Многие, если не все, важнейшие разговоры в жизни Александры случались внезапно, без предварительной подготовки. Так было и в этот раз.
– Как-то я по радио слышала, что герои Чехова только и делают, что пьют чай и разговаривают, – разливая по чашкам чай, сказала Анна Карповна.
– И правда, – охотно подхватила Александра. – Пьют чай и разговаривают, а миллионы людей читают Чехова десятки лет и еще будут читать сотни. Значит, разговоры за чаем – не такое уж последнее дело в этой жизни. Как говорит наш Ираклий Соломонович: «Из разговоров потом как-то получаются ботинки и колбаса».
– Что-то мы с тобой расфилософствовались к ночи, – светло улыбнулась Анна Карповна. – Меня наверняка Блаженный Августин сподвигнул.
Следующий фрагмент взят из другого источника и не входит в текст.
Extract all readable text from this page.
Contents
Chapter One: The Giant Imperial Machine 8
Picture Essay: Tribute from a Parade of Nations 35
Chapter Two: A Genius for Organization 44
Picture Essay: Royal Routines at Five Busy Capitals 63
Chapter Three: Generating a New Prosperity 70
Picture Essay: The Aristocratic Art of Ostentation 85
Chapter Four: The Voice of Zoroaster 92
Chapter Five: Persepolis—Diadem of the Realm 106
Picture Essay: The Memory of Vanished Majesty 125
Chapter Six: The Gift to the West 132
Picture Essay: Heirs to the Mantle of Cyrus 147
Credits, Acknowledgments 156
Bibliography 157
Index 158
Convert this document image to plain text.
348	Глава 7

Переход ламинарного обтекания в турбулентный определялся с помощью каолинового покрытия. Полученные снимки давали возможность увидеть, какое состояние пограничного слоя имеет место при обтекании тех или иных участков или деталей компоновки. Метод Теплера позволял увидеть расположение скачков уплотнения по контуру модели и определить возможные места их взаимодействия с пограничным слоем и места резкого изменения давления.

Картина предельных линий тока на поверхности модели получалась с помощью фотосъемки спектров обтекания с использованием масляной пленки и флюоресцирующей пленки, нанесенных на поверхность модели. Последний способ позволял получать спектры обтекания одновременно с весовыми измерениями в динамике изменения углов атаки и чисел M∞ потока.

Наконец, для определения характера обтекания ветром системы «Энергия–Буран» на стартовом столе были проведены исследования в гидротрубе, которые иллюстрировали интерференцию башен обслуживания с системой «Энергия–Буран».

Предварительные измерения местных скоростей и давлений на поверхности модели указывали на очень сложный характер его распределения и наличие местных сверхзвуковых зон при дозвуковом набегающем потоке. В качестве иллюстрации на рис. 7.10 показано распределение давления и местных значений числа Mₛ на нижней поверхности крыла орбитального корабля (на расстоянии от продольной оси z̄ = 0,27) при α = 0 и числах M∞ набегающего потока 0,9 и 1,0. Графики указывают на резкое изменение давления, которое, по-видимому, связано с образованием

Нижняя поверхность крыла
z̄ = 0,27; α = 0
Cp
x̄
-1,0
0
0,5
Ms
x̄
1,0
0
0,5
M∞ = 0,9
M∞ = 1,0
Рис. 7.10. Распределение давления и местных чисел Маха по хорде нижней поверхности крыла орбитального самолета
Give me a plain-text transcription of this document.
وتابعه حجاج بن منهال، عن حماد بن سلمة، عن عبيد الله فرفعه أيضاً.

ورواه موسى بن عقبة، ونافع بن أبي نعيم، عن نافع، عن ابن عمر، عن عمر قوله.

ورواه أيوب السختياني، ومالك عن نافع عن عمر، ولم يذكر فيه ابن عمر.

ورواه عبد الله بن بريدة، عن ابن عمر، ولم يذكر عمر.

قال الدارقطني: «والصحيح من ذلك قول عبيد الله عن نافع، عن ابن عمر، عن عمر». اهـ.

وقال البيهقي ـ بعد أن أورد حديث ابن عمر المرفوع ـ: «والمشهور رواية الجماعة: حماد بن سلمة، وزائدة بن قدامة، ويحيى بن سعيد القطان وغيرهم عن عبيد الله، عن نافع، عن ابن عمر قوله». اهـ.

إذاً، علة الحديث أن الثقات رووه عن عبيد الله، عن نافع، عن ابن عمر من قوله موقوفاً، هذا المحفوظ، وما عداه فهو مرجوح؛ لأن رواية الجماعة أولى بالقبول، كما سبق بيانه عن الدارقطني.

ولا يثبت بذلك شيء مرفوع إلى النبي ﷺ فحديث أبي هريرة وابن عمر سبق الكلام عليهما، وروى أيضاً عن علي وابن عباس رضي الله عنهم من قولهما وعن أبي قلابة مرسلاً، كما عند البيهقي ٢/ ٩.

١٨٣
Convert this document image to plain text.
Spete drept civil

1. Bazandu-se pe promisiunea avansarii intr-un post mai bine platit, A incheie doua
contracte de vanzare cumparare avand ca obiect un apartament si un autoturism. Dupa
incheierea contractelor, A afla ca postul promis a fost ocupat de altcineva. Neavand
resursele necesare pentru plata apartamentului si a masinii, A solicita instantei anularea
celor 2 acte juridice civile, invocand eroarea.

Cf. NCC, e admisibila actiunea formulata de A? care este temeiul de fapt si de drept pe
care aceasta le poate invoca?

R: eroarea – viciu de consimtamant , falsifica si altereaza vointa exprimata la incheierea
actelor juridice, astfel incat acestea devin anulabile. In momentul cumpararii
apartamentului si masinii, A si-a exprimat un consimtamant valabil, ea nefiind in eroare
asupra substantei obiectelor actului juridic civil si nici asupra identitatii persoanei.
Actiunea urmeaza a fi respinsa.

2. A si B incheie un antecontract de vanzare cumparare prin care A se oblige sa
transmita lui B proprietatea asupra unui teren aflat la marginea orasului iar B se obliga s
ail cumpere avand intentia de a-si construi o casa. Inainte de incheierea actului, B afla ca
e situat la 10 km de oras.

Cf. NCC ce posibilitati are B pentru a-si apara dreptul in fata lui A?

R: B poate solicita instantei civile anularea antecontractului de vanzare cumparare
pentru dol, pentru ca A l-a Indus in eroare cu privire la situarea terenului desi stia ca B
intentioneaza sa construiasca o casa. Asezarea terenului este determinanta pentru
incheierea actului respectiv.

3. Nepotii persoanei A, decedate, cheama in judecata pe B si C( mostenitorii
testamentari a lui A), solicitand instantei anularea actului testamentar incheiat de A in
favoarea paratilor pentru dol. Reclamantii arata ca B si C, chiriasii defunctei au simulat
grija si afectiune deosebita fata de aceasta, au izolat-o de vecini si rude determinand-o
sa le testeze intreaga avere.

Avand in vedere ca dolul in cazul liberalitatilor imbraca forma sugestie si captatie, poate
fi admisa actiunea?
– А меня выпивка и закуска в генеральском доме! – засмеялась Александра. – Хороший у Ксении чай, ничего не скажешь… Ма, а я чувствую, что Адам живой. Я это кожей чувствую, особенно после поездки в поселок.
Анна Карповна потупилась и тихо сказала:
– Сегодня я на карты кидала… Он на этом свете. В казенном доме, но на этом. Ты не можешь его не чувствовать, ты ведь любишь. С тех пор как мы разлучились с Марусей, вон сколько лет прошло, а я до сих пор чувствую, что она жива, здорова и благополучна…
– Мам, я виновата перед тобой, – неожиданно сорвалось с губ Александры, – я так виновата…
Пауза повисла надолго, и даже показалось, что над столом сгущается свет, не меркнет, а именно сгущается, становится неестественно ярким, как будто плотным, пронизанным неким магнетизмом.
– Говори, не томи душу.
– Не знаю, как сказать, чтобы ты правильно поняла… Я не нарочно. Намеренно – да, но не нарочно… Глупости говорю… Ну не нарочно в том смысле, что я не хотела от тебя скрывать… Я просто загадала: если не скажу сразу, то раньше сбудется… Я нашла след Марии – в Праге…
Анна Карповна побледнела, зрачки ее светоносных глаз расширились.
– Говори же, Саша!
– Я так сразу не могу… Мне надо все по порядку, с самого начала, с того момента, как мы въехали в Прагу.
Мать молча кивнула в знак согласия.
– Мы въехали в Прагу… Вся дорога от обочины до обочины была засыпана пионами, нарциссами, тюльпанами, ветками сирени. Накануне встречали наших танкистов, а на рассвете одиннадцатого мая в город въехали мы по увядшим цветам. Никогда в жизни я не видела столько цветов сразу… Миллионы! Рассказывали, толпы людей встречали наши танки, и у каждого встречающего по охапке цветов. Когда мы только втянулись в город, у меня сразу возникло предчувствие: здесь что-то будет… Наш госпиталь расквартировали в пустующей больнице для бедных. Там все было очень запущено, и мы сразу начали очищать, отмывать, белить, красить. К вечеру выяснилось, что осталась неприбранной маленькая узкая комнатка больничного архива… – Александра смолкла, справляясь с дыханием. Прикрыла глаза от вдруг ярко вспыхнувшей лампочки над столом (такое у них бывало нередко, видимо, от перепада электрического напряжения), и в этом перепаде яркости света, как во вспышке фотографического аппарата, словно воочию, увидела опять ту тесную комнатушку больничного архива, стеллажи которой были сверху донизу забиты коробками с медицинскими карточками и папками с историями болезней. Никто не рискнул разорять эту оставленную в неприкосновенности прежними владельцами комнату, а Ираклия Соломоновича она взбесила, и он стал вываливать содержимое стеллажей на пол. Но его остановил Папиков, а потом послал в архив Александру.